TITLE=Highly Specific and Sensitive Detection of Yersinia pestis by Portable Cas12a-UPTLFA Platform

JOURNAL=Frontiers in Microbiology

VOLUME=Volume 12 - 2021

YEAR=2021

URL=https://www.frontiersin.org/journals/microbiology/articles/10.3389/fmicb.2021.700016

DOI=10.3389/fmicb.2021.700016

ISSN=1664-302X

ABSTRACT=Recent discovery of collateral cleavage activity of class-II CRISPR-Cas (Clustered regularly interspaced short palindromic repeats-CRISPR associated protein) effector proteins make CRISPR-based diagnosis a potential high-accuracy nucleic acid detection method. Colloidal gold-based lateral flow immunochromatographic assay (LFA), which has been combined with CRISPR/Cas-based nucleic detection, usually associates with drawbacks of relative high background and the subjectivity in naked-eye readout of the results.
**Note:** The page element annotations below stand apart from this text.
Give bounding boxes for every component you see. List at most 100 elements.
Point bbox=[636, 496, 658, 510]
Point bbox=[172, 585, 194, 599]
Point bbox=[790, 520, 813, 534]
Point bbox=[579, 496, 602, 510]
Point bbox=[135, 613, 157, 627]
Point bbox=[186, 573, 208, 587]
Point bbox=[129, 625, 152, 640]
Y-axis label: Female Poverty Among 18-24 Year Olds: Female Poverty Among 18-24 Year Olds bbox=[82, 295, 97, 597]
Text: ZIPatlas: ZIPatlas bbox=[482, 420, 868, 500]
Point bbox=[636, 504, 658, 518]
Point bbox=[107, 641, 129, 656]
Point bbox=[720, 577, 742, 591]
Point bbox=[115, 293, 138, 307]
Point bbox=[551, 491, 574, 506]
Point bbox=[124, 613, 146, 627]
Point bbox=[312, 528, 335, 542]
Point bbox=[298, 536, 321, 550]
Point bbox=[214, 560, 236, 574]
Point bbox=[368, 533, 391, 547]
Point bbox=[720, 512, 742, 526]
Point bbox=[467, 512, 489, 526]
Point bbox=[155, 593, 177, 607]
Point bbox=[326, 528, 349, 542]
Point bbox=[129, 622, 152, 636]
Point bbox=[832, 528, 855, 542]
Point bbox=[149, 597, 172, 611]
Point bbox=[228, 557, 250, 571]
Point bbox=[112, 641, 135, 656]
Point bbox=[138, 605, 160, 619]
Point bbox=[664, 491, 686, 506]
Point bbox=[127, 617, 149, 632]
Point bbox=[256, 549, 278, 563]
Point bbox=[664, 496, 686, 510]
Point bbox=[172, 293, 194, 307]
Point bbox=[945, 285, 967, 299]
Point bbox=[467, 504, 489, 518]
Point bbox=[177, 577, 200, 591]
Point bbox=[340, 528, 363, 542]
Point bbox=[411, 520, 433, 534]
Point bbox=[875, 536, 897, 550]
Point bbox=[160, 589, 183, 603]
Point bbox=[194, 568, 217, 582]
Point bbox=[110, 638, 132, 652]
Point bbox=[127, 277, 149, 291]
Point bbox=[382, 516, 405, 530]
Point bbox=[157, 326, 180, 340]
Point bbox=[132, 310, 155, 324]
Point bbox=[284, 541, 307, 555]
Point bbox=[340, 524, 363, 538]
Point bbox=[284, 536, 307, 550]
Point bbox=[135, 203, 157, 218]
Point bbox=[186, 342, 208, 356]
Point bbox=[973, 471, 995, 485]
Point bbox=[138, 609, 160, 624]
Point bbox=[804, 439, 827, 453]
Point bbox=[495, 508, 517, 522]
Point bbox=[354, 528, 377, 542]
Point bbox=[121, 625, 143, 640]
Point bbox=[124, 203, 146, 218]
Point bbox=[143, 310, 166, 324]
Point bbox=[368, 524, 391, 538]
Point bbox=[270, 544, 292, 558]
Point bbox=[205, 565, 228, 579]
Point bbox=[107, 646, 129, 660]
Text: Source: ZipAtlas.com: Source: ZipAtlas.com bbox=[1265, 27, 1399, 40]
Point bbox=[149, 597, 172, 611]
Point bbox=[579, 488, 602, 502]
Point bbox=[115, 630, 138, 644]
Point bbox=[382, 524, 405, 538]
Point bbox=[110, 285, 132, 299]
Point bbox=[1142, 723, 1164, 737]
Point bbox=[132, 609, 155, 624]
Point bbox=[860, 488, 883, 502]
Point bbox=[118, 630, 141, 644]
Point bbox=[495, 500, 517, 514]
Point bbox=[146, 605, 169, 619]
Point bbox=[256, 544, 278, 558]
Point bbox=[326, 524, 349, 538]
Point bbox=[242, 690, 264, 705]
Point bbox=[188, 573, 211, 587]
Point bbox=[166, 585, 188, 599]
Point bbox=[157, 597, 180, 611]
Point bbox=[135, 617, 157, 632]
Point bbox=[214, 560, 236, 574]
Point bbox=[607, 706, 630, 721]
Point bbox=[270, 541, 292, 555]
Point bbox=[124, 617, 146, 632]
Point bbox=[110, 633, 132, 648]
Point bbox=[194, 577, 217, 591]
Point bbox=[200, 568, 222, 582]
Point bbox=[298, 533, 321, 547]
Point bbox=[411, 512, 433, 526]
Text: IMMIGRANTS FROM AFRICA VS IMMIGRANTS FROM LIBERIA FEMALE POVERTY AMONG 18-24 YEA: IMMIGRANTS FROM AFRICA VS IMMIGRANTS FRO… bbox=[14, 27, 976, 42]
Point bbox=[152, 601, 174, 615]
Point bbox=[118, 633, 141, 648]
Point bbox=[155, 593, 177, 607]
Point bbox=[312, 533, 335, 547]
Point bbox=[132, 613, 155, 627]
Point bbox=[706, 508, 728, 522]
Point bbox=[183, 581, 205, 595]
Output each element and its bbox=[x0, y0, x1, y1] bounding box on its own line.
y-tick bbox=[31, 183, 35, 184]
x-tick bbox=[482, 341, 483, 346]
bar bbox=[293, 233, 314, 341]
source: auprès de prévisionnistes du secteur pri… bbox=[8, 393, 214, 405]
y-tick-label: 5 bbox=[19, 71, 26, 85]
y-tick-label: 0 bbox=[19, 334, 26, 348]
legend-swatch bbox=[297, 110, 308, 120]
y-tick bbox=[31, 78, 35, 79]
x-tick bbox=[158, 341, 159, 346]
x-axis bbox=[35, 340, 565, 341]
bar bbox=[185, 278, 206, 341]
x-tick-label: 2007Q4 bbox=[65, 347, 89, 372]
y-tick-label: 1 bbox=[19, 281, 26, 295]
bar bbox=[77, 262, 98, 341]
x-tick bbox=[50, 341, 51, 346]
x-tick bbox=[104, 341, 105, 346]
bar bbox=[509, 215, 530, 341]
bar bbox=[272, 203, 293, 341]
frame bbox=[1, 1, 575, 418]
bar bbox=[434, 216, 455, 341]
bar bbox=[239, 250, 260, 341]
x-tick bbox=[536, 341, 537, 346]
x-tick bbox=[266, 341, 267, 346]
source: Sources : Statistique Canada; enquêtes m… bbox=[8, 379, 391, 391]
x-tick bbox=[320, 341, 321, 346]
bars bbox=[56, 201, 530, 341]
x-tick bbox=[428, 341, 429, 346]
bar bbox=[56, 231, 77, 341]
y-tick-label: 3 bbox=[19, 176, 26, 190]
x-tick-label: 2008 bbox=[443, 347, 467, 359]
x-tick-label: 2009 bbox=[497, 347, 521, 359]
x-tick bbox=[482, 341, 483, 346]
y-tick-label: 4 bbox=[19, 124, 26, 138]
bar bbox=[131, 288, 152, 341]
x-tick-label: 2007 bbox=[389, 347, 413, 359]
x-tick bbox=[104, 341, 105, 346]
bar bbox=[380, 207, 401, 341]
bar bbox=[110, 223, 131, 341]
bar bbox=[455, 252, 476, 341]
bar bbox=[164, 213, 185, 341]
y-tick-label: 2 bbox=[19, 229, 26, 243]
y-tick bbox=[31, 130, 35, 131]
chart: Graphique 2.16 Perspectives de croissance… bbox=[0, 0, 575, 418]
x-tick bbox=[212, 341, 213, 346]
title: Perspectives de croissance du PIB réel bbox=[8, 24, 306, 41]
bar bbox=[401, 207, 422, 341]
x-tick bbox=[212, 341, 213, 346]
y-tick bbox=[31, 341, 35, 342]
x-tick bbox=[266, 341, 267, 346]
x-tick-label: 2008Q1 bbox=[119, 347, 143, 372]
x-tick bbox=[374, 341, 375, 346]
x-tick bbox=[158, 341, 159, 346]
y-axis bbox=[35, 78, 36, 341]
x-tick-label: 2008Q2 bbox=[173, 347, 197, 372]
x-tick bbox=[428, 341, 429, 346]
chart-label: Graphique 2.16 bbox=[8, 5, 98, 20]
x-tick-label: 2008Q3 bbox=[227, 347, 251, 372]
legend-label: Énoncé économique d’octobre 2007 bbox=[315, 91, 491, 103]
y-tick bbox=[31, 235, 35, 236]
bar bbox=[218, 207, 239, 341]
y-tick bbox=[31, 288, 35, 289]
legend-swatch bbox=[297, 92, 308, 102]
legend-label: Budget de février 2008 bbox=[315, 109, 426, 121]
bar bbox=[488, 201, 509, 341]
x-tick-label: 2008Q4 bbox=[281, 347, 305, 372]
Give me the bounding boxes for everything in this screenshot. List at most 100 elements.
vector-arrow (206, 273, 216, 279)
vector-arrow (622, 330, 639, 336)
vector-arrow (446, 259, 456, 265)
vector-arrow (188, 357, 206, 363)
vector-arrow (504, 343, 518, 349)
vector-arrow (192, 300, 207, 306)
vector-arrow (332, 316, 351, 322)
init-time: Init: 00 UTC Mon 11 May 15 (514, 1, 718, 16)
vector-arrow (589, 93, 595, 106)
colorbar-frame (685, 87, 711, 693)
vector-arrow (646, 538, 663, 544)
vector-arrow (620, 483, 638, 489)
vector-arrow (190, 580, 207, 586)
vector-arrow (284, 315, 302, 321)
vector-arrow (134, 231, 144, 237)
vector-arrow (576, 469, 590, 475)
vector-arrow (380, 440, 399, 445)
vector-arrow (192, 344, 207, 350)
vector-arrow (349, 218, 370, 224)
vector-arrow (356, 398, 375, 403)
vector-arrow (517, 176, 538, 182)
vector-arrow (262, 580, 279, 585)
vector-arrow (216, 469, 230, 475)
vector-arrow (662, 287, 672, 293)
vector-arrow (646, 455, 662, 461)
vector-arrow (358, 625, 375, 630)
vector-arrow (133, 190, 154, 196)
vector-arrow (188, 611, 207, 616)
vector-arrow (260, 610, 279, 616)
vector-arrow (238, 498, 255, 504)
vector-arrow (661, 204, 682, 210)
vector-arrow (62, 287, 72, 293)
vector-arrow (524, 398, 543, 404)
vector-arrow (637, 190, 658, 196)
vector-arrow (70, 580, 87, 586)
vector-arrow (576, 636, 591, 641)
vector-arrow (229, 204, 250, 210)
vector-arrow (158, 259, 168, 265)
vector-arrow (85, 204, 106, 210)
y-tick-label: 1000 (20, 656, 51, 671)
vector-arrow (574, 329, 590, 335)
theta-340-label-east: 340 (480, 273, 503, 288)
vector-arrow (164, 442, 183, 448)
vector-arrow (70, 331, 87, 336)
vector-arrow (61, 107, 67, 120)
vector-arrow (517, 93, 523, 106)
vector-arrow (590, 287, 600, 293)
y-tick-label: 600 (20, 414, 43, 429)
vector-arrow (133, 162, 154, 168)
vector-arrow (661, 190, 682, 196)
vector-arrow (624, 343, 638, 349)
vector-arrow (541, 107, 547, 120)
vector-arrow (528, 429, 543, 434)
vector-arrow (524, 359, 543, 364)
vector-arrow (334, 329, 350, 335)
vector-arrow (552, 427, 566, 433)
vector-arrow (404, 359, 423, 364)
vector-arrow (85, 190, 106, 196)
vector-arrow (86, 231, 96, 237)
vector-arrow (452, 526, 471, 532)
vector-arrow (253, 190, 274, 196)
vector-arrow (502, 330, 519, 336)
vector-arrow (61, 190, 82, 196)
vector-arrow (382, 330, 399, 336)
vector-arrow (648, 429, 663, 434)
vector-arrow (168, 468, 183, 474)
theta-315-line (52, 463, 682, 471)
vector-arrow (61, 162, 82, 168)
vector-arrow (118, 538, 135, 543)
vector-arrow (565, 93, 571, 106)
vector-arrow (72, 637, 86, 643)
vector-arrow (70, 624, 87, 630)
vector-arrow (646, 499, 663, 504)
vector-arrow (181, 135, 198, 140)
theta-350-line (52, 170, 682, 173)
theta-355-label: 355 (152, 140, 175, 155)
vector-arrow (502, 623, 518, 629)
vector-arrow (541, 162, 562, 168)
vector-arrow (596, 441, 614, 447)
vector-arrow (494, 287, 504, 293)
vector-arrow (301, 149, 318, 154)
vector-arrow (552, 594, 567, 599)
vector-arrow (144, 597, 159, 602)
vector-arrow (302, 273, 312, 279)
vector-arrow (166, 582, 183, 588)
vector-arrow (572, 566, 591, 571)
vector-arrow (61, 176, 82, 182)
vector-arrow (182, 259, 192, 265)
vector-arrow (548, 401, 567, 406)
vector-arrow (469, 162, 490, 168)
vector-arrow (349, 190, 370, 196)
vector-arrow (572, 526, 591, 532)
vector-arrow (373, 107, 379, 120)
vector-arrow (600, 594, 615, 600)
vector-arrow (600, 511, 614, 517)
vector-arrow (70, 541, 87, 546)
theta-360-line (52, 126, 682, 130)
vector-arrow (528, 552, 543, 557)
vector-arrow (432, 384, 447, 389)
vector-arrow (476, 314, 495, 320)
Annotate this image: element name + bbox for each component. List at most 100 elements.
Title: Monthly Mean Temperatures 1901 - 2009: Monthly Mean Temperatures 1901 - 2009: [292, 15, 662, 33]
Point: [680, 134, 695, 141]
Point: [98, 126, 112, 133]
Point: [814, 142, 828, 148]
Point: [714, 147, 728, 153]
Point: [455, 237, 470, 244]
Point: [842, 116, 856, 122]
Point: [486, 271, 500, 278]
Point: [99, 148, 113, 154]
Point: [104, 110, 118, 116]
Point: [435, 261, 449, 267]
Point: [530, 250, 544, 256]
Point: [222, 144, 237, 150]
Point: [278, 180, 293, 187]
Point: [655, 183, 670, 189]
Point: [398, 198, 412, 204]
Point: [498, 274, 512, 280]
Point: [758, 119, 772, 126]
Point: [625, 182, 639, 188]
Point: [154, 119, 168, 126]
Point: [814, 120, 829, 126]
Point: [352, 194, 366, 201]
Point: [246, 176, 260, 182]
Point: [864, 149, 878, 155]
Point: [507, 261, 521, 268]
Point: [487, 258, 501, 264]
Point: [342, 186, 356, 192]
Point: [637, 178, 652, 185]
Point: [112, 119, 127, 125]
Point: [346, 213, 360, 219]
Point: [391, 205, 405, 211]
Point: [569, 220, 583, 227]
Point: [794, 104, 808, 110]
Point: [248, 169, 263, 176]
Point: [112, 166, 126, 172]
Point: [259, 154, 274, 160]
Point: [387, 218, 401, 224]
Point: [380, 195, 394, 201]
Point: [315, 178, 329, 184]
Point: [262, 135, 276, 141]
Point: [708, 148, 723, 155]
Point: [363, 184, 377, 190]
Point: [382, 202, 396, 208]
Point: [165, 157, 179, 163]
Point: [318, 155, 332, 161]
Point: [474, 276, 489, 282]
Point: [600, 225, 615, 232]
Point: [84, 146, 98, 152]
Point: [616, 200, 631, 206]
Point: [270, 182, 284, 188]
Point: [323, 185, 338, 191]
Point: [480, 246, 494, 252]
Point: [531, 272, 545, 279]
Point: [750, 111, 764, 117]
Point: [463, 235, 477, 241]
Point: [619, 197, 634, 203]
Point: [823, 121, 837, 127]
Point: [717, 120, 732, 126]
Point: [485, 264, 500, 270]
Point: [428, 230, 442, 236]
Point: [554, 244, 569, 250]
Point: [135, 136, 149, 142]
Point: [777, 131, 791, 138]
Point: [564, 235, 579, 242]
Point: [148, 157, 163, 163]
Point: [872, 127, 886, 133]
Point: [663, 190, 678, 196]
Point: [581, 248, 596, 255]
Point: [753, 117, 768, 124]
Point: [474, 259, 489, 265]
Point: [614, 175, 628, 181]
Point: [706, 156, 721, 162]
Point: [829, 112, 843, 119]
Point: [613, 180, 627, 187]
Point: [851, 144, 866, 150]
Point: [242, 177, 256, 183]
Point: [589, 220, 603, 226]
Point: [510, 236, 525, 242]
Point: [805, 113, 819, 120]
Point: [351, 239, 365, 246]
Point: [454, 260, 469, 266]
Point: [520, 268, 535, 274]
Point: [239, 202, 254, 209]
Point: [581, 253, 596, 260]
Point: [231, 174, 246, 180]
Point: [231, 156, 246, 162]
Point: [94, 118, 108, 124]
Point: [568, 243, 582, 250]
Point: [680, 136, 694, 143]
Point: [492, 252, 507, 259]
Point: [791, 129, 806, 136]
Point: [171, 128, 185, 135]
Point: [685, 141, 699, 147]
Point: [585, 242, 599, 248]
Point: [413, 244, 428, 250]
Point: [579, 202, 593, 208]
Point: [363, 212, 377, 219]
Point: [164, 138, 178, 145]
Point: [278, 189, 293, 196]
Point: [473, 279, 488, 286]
Here, we developed a novel system composed of Cas12a-based nucleic acid detection and up-converting phosphor technology (UPT) based LFA (UPT-LFA), termed Cas12a-UPTLFA. We further demonstrated the utility of this platform in highly sensitive and specific detection of Y. pestis, the causative agent of deadly Plague. Due to high infectivity and mortality, as well as the potential to be misused as bioterrorism agent, an culture-free, ultra-sensitive, specific and rapid detection method for Y. pestis has long been desired. By incorporating isothermal recombinase polymerase amplification (RPA), the Cas12a-UPTLFA we established can successfully detect genomic DNA of Y. pestis as low as 3 attomolar (aM), and exhibited high sensitivity (93.75%) and specificity (90.63%) for detection of spiked blood samples with a detection limit of 102 colony forming unit (CFU) per 100 μL mouse blood. With a portable biosensor, Cas12a-UPTLFA assay can be operated easily by the non-professional personnel. Taken together, we have developed a novel Cas12a-UPTLFA platform for rapid detection of Y. pestis with high sensitivity and specificity, which is portable, not expensive and easy to operate as a point of care method. This detection system can easily be extended to detection of other pathogens and holds great promise for on-site detection of emerging infectious pathogens.